Press Release
October 13, 2011

Pia on RH bill: 'With no other interpellators left,
time to move on to period of amendments'

Reproductive Health (RH) bill principal sponsor Senator Pia S. Cayetano said the time has come for senators to close the period of interpellations and proceed to the period of amendments when the Upper Chamber resumes consideration of Senate Bill No.2865.

"In the last three months, the RH bill sponsors have been able to clarify various points that were raised against the bill, including the myths and misconceptions being spread by some critics," said Cayetano, chairperson of the Senate Committee on Health and Demography.

"If in fact the pace of debates is 'slow' as the Majority Leader describes it, this is so only because we, the sponsors [Sen. Miriam Defensor-Santiago and herself], have been patiently accommodating the interpellations of Senator Sotto and the Senate President."

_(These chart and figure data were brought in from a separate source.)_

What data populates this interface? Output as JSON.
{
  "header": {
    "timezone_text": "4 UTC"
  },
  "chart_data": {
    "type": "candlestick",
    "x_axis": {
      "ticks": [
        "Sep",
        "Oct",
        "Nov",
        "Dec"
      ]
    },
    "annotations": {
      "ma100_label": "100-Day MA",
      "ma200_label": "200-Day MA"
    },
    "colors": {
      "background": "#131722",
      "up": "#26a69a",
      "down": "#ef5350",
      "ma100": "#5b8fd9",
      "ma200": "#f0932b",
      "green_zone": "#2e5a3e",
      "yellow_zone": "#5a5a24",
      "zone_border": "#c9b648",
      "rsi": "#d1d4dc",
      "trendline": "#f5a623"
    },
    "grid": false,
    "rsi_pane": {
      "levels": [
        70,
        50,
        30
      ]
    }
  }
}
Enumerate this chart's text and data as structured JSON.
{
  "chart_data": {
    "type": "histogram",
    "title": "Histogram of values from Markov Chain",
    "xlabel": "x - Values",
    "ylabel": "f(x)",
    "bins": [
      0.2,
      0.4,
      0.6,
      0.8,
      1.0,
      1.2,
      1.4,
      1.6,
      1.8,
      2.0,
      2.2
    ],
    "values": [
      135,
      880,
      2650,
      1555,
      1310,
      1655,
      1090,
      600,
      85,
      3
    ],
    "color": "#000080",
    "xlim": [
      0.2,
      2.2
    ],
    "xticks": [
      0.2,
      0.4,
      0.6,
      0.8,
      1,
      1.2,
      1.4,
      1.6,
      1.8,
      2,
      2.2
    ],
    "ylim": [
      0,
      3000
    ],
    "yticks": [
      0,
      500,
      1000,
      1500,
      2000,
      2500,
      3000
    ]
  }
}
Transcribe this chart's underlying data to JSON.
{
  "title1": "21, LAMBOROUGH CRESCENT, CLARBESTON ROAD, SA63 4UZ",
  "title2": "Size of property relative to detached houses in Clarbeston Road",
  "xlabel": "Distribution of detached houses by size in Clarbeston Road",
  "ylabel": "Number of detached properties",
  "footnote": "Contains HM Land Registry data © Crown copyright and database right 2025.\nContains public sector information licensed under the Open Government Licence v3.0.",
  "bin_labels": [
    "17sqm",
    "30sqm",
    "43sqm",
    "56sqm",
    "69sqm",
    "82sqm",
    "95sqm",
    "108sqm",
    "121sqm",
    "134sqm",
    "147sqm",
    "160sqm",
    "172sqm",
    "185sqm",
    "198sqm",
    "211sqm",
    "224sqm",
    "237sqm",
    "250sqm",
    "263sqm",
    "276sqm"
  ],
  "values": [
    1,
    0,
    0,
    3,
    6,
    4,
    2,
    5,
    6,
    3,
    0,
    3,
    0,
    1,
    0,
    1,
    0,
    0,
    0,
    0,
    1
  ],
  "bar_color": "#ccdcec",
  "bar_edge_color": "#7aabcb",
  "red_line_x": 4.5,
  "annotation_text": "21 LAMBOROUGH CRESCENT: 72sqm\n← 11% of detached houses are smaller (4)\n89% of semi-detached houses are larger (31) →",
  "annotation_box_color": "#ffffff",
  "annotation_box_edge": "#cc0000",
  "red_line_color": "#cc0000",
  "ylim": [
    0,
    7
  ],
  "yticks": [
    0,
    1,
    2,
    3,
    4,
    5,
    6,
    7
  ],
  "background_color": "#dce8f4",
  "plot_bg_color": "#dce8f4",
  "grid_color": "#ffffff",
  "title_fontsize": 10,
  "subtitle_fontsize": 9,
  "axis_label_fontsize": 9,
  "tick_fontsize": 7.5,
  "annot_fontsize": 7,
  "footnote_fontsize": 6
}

"The Senate records will bear out that they are the only ones who keep taking the floor and we have accommodated them every single time," she noted.

Cayetano said the RH sponsors always made it a point to come to the session hall prepared to defend the measure--only to be told on the floor that none of the interpellators were ready.

"In fact, in the last three session days before the Senate went on break [October 10, 11 and 12], the RH bill wasn't event tackled because none of the interpellators, including Sens. Sotto and Enrile, took the floor despite our being ready."

"And since there are no other interpellators left, it only means it's time to close the period of interpellations and proceed to the period of amendments," she suggested.

The lady senator also took exception to Senate President Juan Ponce Enrile's opinion that the RH bill is a population control measure.

"With respect to the Senate President's insistence that the RH bill only seeks to control the population, the debate transcripts will prove that this matter has been adequately clarified and refuted on the floor already."

"It is very clear that the bill does not seek to impose a population growth rate, a fertility rate, nor an ideal family size on anybody, rich or poor."

"What the bill does seek is to empower couples to make informed choices in planning the size of their family and spacing of their children. Let us not confuse a couple's right to plan their family with state-imposed population control. They are clearly not the same thing," she clarified.

"We, the sponsors, have stated repeatedly that we would be happy to accept amendments from Sen. Enrile that would help refine the bill's language and remove whatever doubts he may still have on the bill's objectives."

"Unfortunately, we can only start accepting amendments if and when we close the period of interpellations and proceed to the period of amendment. I believe that time has come," she concluded.